Dallas Area Rapid Transit, which relies on sales tax revenue and whose board members include appointees from the city, continued expansion of its light-rail system, completing the $1.7 billion, 28.6-mile Green Line to the suburb of Carrollton north of Dallas and launching the $1.8 billion, 14-mile Orange Line to Irving and Dallas-Fort Worth International Airport.
With the opening of the Green Line on Dec. 6, 2010, DART became the largest light-rail operator in the United States, with 72 miles of track.
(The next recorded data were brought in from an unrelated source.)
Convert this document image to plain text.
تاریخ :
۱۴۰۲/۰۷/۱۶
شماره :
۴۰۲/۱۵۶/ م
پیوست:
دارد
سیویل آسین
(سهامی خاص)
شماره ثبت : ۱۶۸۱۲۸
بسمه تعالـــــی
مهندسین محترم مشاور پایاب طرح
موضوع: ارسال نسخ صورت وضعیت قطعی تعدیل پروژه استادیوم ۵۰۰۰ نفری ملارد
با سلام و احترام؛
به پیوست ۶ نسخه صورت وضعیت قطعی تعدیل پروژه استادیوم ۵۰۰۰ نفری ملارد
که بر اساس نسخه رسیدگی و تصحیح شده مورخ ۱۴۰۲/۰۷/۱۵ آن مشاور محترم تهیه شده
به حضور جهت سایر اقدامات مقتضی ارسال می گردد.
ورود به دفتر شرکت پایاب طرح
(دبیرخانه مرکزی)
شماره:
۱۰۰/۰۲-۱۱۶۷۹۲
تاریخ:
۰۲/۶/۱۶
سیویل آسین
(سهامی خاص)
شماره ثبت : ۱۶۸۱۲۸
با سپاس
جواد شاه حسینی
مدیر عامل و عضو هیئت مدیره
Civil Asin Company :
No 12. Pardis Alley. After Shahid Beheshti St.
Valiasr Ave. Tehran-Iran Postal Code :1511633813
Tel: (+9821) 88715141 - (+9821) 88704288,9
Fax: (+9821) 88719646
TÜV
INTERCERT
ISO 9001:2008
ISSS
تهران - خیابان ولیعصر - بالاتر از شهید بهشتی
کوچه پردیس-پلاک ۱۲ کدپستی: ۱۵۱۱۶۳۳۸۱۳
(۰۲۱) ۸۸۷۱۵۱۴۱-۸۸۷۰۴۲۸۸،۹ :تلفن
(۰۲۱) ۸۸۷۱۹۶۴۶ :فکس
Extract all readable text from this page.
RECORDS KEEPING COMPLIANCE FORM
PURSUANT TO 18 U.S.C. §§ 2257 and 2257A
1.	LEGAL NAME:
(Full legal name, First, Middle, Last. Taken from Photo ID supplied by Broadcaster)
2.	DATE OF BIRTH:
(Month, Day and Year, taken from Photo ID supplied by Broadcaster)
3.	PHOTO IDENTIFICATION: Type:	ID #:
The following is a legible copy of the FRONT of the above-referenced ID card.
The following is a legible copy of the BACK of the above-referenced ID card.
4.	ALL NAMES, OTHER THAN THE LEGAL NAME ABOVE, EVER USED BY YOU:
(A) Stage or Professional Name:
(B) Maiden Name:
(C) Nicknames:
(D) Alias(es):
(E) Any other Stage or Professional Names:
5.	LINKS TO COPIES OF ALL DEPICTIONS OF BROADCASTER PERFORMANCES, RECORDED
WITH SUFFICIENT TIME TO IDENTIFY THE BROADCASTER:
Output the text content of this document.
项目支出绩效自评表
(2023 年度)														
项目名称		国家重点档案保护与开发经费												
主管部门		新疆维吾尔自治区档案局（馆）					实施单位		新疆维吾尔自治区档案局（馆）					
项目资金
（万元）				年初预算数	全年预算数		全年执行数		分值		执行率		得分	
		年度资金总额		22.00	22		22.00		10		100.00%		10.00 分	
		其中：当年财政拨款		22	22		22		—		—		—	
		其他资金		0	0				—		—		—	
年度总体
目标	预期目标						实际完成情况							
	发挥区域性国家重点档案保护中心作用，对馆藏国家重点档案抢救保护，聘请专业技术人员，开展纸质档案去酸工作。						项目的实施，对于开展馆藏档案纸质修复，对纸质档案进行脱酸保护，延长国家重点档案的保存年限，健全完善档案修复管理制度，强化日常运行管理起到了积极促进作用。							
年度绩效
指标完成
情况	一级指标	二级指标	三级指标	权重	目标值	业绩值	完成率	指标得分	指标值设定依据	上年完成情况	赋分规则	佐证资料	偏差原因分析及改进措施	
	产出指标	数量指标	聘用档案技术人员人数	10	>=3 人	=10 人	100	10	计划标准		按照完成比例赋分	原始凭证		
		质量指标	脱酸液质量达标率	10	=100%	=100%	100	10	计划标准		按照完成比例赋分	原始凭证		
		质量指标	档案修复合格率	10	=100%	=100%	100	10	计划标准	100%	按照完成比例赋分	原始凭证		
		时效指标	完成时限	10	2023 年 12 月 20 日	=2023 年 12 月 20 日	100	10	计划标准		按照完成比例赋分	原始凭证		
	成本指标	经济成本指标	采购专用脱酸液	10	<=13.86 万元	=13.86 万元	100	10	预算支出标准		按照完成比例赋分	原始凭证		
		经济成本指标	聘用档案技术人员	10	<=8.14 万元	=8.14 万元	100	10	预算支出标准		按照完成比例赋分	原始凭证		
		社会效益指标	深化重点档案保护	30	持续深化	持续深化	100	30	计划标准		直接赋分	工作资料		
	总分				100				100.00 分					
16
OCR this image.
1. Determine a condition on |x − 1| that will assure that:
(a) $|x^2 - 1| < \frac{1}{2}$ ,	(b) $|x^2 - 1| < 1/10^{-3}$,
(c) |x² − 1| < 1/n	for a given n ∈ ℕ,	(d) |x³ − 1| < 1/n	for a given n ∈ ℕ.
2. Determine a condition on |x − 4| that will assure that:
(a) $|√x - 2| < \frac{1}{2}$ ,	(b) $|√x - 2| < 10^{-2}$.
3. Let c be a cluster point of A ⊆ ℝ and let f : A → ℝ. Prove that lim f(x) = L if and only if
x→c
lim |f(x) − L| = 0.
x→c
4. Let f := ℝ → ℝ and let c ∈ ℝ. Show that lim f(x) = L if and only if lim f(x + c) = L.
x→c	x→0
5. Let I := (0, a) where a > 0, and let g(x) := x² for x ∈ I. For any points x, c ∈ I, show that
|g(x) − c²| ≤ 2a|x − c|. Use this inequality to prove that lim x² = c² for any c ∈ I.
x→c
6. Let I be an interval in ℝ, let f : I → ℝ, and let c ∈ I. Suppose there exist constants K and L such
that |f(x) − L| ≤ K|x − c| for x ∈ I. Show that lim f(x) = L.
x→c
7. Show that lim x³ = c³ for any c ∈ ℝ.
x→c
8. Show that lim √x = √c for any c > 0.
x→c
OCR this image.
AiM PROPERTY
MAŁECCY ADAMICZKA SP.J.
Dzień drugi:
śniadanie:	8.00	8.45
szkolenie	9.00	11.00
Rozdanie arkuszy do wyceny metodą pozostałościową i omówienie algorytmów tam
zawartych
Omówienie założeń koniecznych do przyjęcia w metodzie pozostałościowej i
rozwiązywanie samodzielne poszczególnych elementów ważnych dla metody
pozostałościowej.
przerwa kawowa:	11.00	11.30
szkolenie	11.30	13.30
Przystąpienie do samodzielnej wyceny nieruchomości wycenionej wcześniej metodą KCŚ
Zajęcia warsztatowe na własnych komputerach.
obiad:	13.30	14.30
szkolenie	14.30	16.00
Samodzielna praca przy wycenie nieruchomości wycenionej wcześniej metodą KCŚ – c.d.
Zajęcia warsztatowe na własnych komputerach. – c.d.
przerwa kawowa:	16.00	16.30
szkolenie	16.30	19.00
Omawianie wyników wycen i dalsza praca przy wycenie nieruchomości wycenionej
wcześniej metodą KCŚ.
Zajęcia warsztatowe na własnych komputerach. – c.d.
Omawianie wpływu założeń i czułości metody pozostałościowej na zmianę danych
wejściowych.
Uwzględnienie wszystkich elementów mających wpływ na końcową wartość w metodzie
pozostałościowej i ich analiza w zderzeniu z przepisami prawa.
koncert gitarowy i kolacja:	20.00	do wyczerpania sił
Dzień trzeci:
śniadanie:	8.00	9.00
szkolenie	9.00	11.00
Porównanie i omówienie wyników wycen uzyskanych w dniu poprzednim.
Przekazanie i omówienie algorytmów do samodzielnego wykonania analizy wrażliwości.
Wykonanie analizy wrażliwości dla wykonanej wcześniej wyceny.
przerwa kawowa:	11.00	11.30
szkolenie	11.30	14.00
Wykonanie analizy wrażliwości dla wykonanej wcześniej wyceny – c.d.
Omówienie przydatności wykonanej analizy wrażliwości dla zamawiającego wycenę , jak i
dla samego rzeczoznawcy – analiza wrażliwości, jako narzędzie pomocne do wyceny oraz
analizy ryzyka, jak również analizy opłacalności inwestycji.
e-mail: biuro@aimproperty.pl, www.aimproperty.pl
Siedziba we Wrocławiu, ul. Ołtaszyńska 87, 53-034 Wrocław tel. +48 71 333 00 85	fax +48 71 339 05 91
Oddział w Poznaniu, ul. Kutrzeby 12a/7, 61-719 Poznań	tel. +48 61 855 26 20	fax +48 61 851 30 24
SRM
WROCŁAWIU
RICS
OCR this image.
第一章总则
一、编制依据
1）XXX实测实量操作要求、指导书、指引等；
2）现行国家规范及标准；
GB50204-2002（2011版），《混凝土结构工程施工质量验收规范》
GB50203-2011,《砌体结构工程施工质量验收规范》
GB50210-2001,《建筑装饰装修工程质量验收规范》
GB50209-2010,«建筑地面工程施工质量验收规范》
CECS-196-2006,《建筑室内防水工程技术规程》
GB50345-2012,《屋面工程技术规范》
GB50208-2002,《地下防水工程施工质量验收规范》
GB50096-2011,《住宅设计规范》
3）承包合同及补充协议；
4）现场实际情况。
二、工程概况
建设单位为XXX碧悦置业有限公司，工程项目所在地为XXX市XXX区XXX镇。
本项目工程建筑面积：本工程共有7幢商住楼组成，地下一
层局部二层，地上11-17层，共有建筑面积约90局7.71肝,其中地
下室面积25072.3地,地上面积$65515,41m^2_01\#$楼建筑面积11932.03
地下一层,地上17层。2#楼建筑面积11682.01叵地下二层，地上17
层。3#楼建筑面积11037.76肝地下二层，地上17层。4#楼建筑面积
The Orange Line is scheduled to begin service to DFW Airport in 2014.
In 2009, Dallas also approved a $519 million master plan to rebuild the terminal of Love Field Airport under a new agreement with Southwest Airlines, whose revenues backed the bonds issued for the project.
That project is also scheduled for completion in 2014, when Southwest will be allowed to fly to any destination from the airport for the first time since DFW International opened in 1974.
Under the so-called Wright Amendment, named for former Fort Worth Congressman Jim Wright, Love Field flights were restricted to Texas and neighboring states to limit competition with DFW.
Dallas also placed a $480 million bet on its convention center in the depths of the recession, approving construction of a bond-financed convention center hotel in 2009. The city was able to use the newly approved Build America Bonds for an Omni Hotel.
In conjunction with the GO refunding, Standard & Poor’s last week also affirmed its A-plus long-term rating and stable outlook on the 2009 taxable BABs issued by the conduit Dallas Convention Center Hotel Development Corp. for the convention center hotel.
The 1,016 room Omni hotel opened ahead of schedule during the fall of 2011 and is currently at 65% occupancy, nearly 10% above the original projections, according to analysts.
The debt-service schedule indicates principal repayment on the Series 2009A bonds beginning in 2018, principal repayment of the Series 2009B bonds beginning in 2026 and principal repayment of the 2009C bonds in 2015. The debt-service requirement steadily increases to roughly $41.3 million in 2027 from $31.6 million in 2013.
If hotel tax revenues fall short of the annual debt service, the trustee will be able to access a $41 million debt-service reserve fund.
If the city needed to make the full debt-service payment for the corporation, the city could raise the tax rate by 3.7 cents per $100 of assessed value, providing $32 million in revenue.
Former Dallas Mayor Tom Leppert was the fiercest advocate for the convention hotel, saying the city would fall back into second-tier status among convention cities without one.
Dallas was one of the few major convention cities without a hotel attached to its convention center.
Dallas’s Parkland Hospital, which serves Dallas and surrounding counties, also used BABs to raise $900 million construction of a new hospital near downtown. The new Parkland is also scheduled to open in 2014.
Another major project underway is the $2.7 billion reconstruction of Interstate 635, also known as LBJ Freeway.
The freeway project is financed in part with backing from the Dallas Police and Firefighters Pension Fund and is headed by private contractor Cintra, a Spanish developer with an office in Austin.